** The President’s move to revoke the scientific basis for the federal regulation of greenhouse gas emissions in America is expected to go to the courts. The finding itself has its roots in the legal system. Back in 2007, the Supreme Court ruled that the EPA had the authority to regulate greenhouse gases under the Clean Air Act — but only if the agency found that the gases were a threat to public health and welfare. In 2009, the EPA furnished overwhelming evidence in support of that point.
** Data centers and other large loads with service agreements are driving up demand expectations across the service territories of American Electric Power utilities, especially in Texas, company officials said Thursday during a fourth-quarter earnings call. That in turn is helping drive the company’s capital expenditure plans, they said.
** Concerns over rising electricity bills will guide changes in AI data center development, particularly around how they are powered, but are unlikely to slow the overall expansion and need for grid resources, analysts from Bank of America said in a Thursday report.
At least 10 North American EV battery plants are being revamped to instead produce grid batteries for energy storage systems.

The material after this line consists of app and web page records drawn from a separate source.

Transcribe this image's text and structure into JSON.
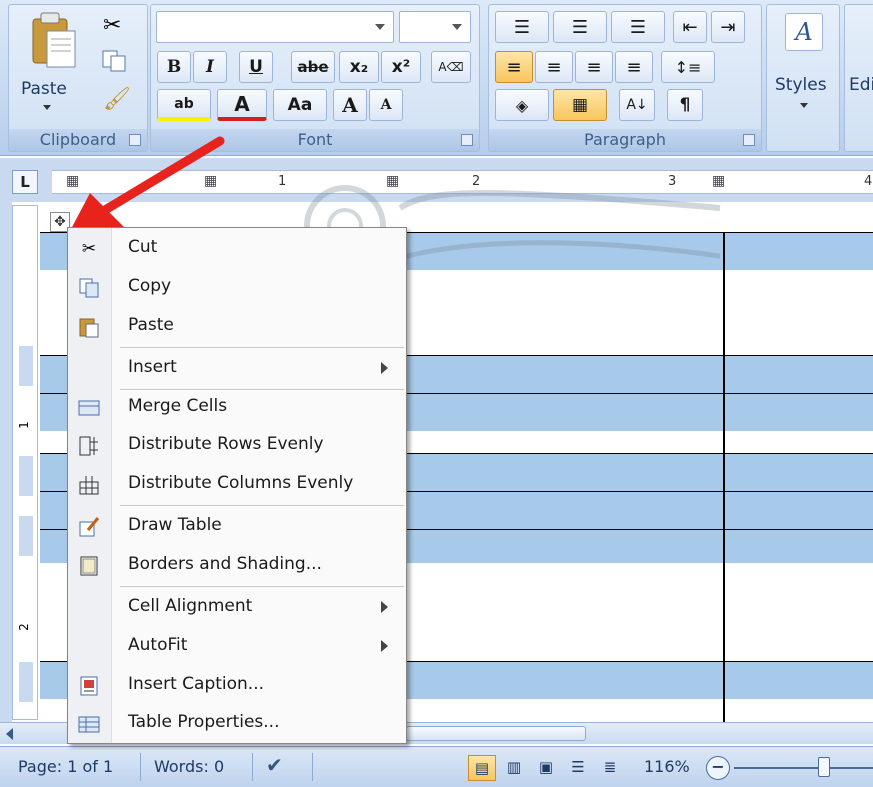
{
  "ribbon": {
    "clipboard": {
      "label": "Clipboard",
      "paste_label": "Paste"
    },
    "font": {
      "label": "Font",
      "bold": "B",
      "italic": "I",
      "underline": "U",
      "strikethrough": "abe",
      "subscript": "x₂",
      "superscript": "x²",
      "change_case": "Aa",
      "grow_font": "A",
      "shrink_font": "A",
      "font_color": "A",
      "highlight": "ab"
    },
    "paragraph": {
      "label": "Paragraph",
      "pilcrow": "¶"
    },
    "styles": {
      "label": "Styles"
    },
    "editing": {
      "label": "Edi"
    }
  },
  "ruler": {
    "corner": "L",
    "numbers": [
      "1",
      "2",
      "3",
      "4"
    ],
    "vertical_numbers": [
      "1",
      "2"
    ]
  },
  "context_menu": {
    "items": [
      {
        "label": "Cut",
        "icon": "scissors-icon",
        "submenu": false
      },
      {
        "label": "Copy",
        "icon": "copy-icon",
        "submenu": false
      },
      {
        "label": "Paste",
        "icon": "clipboard-icon",
        "submenu": false
      },
      {
        "label": "Insert",
        "icon": "",
        "submenu": true
      },
      {
        "label": "Merge Cells",
        "icon": "merge-cells-icon",
        "submenu": false
      },
      {
        "label": "Distribute Rows Evenly",
        "icon": "distribute-rows-icon",
        "submenu": false
      },
      {
        "label": "Distribute Columns Evenly",
        "icon": "distribute-columns-icon",
        "submenu": false
      },
      {
        "label": "Draw Table",
        "icon": "draw-table-icon",
        "submenu": false
      },
      {
        "label": "Borders and Shading...",
        "icon": "borders-icon",
        "submenu": false
      },
      {
        "label": "Cell Alignment",
        "icon": "",
        "submenu": true
      },
      {
        "label": "AutoFit",
        "icon": "",
        "submenu": true
      },
      {
        "label": "Insert Caption...",
        "icon": "caption-icon",
        "submenu": false
      },
      {
        "label": "Table Properties...",
        "icon": "table-properties-icon",
        "submenu": false
      }
    ]
  },
  "status_bar": {
    "page": "Page: 1 of 1",
    "words": "Words: 0",
    "zoom": "116%"
  },
  "colors": {
    "selection": "#a7c9ea",
    "arrow": "#e8231e",
    "ribbon": "#c5d9f1"
  }
}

** Offshore wind performed as well as gas power plants and better than coal in January, shoring up the Northeast’s power grid through a brutal cold spell.
** Myriad Uranium hits definitive agreement for 100% of Wyoming’s Copper Mountain. Copper Mountain is increasingly viewed by analysts as a key domestic “call option” due to its scale and its location in Wyoming, which currently produces the vast majority of U.S. uranium.
World
** US Energy Secretary Chris Wright vowed to power a “dramatic increase” in Venezuelan oil output as part of a plan to “make the Americas great again.” Wright met interim leader Delcy Rodriguez in Caracas, becoming the highest-ranking US official to visit Venezuela since US special forces captured and overthrew socialist leader Nicolas Maduro on January 3.
** Chris O’Shea, CEO of Centrica, predicts that UK electricity prices in 2030 will be higher than they were at the peak of the Russian invasion of Ukraine, primarily due to “system costs” from years of underinvestment.
** French multinational energy company TotalEnergies CEO Patrick Pouyanne has said that it is “too expensive and too polluting” to return operations to Venezuela, despite the urging of Donald Trump. The firm pulled out of the South American country in 2022.
** Senior Russian officials have challenged the viability of U.S. proposals to build a nuclear power plant in Armenia, in a sign of Moscow’s concern about the risk of losing a lucrative energy deal in a country it sees as part of its sphere of influence.